Derry Girls offre une représentation de la vie quotidienne de Derry, la ville la plus touchée par la violence pendant les "Troubles". Drôle de titre pour une série sur les "Troubles", tant il fait signe vers ce qui semble une porosité entre espace géographique et identité, posant ainsi la question de qui nous est montré à l'écran. Qui sont ces filles de Derry, ville qui s'appelle également Londonderry ? : Derry pour les Catholiques, Londonderry pour les Protestants. 


Comme le titre l'indique, les filles sont catholiques. Elles s'appellent Erin, Clare, Michelle et Orla. Le cousin de Michelle lui, est anglais. Il s'appelle James et son accent ne passe pas inaperçu dans la petite ville de Derry. Le lycée catholique pour filles fréquenté par nos quatre protagonistes, Our Lady Immaculate, fait l'exception d'accueillir James, un garçon, qui de plus est anglais. Cette double exception, James en fait les frais. Moqué et ridiculisé pour son accent ou sa coupe de cheveux jugée trop féminine, il est le bouc-émissaire néanmoins très adoré des Irlandais. Sister Michael est une religieuse et elle dirige l'établissement avec une main de fer. Avec beaucoup d'humour et d'ironie, ce personnage transgresse les codes de ce que serait une femme d'église :  dans les premiers épisodes, elle nous confesse être entrée dans les ordres pour échapper au prix exorbitant des logements en Irlande, certes une allusion au contexte économique mais surtout un moyen de tourner la religion en dérision.



Le langage qu'elle emploie se tient aux antipodes du lexique religieux, comme l'expression "For Fuck's Sake", qui sonne à l'évidence comme "God's sake" ainsi que le mot "Christ" qu'elle utilise à tort et à travers.  Son principal rival est un prêtre catholique nommé Peter. Father Peter est jeune et les filles sont rapidement séduite par son physique avantageux qu'il ne cesse d'exacerber. Cet être prétendument éthéré, désincarné, idéalisé, se fondant à l'image de Father Ted, un jeune prêtre désinvolte dans la sitcom britannico-irlandaise éponyme diffusée dans les années quatre-vingt-dix, est une personnification satirique des scandales sexuels qui ont ébranlé l'église catholique dans les années quatre-vingt. 


Est-ce la religion catholique la véritable cible des railleries, ses normes traditionnelles desquelles les adolescentes se libèrent, oubliant la division sectaire le temps d'une nuit pour admirer le groupe de pop anglais Take That, ou la religion protestante, elle aussi raillée à travers des stéréotypes et des clichés de tout genre ? Un peu des deux, sans doute, tant la série de Lisa McGee se fonde sur la question du sens, où plutôt de ce qu'il en reste, d'un conflit dont l'origine est incertaine : politique, religieuse, culturelle ? Établissant un lien fort entre la musique, la politique et la religion, et acceptant ainsi que la culture de la jeunesse nord-irlandaise peut valoir les faits les plus factieux et les plus émeutiers, Derry Girls s'inscrit dans une continuité d'œuvres dévouées à faire valoir l'Accord du Vendredi Saint et la paix dans le pays. 

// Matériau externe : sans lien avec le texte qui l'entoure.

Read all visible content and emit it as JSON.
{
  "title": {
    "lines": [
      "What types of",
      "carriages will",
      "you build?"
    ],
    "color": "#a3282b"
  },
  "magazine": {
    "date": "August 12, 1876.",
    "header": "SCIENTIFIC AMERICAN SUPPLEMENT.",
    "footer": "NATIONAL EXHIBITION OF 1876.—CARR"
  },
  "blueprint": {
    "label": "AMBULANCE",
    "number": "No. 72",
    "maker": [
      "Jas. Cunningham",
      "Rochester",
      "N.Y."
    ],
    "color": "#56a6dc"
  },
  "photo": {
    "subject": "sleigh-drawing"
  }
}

Dans un pays comme l'Irlande du Nord, en particulier dans un conflit qui cherchait à confiner les espaces où les corps évoluaient, les jeunes femmes de Derry Girls s'ouvrent à la possibilité d'une alliance culturelle avec la population protestante. Historiquement, les concerts et les boîtes de nuit ont été des lieux dans lesquels la jeunesse catholique et protestante se rassemblait pour danser ensemble. Un travail remarquable d'ailleurs à ce sujet est celui de Tim. Héron, qui a montré l'importance de la scène punk dans la réconciliation des deux communautés pendant les "Troubles". Derry Girls rend compte des deux mondes qui cohabitèrent pendant les "Troubles" : celui de la violence, et celui de l'insouciance, de la liberté de la jeunesse nord-irlandaise. En effet, tandis que les adolescentes dansent sur la scène du lycée, au même moment les parents sont stupéfiés devant la télévision face à l'horreur d'une nouvelle bombe qui a fait un total de treize morts et plusieurs blessés. Toutefois, cette rare présence de la violence dans le récit sert un autre but, les bombes, au lieu de tout faire exploser sur leur passage, se faisant symbole d'une violence mise en sourdine à l'arrière-plan de la télévision. Le montage alterne entre des allers-retours vers le lycée et les adolescentes, avec la musique et le ralenti qui donnent l'impression que le conflit n'existe plus, et les parents, annihilés par la nouvelle d'un énième attentat meurtrier. 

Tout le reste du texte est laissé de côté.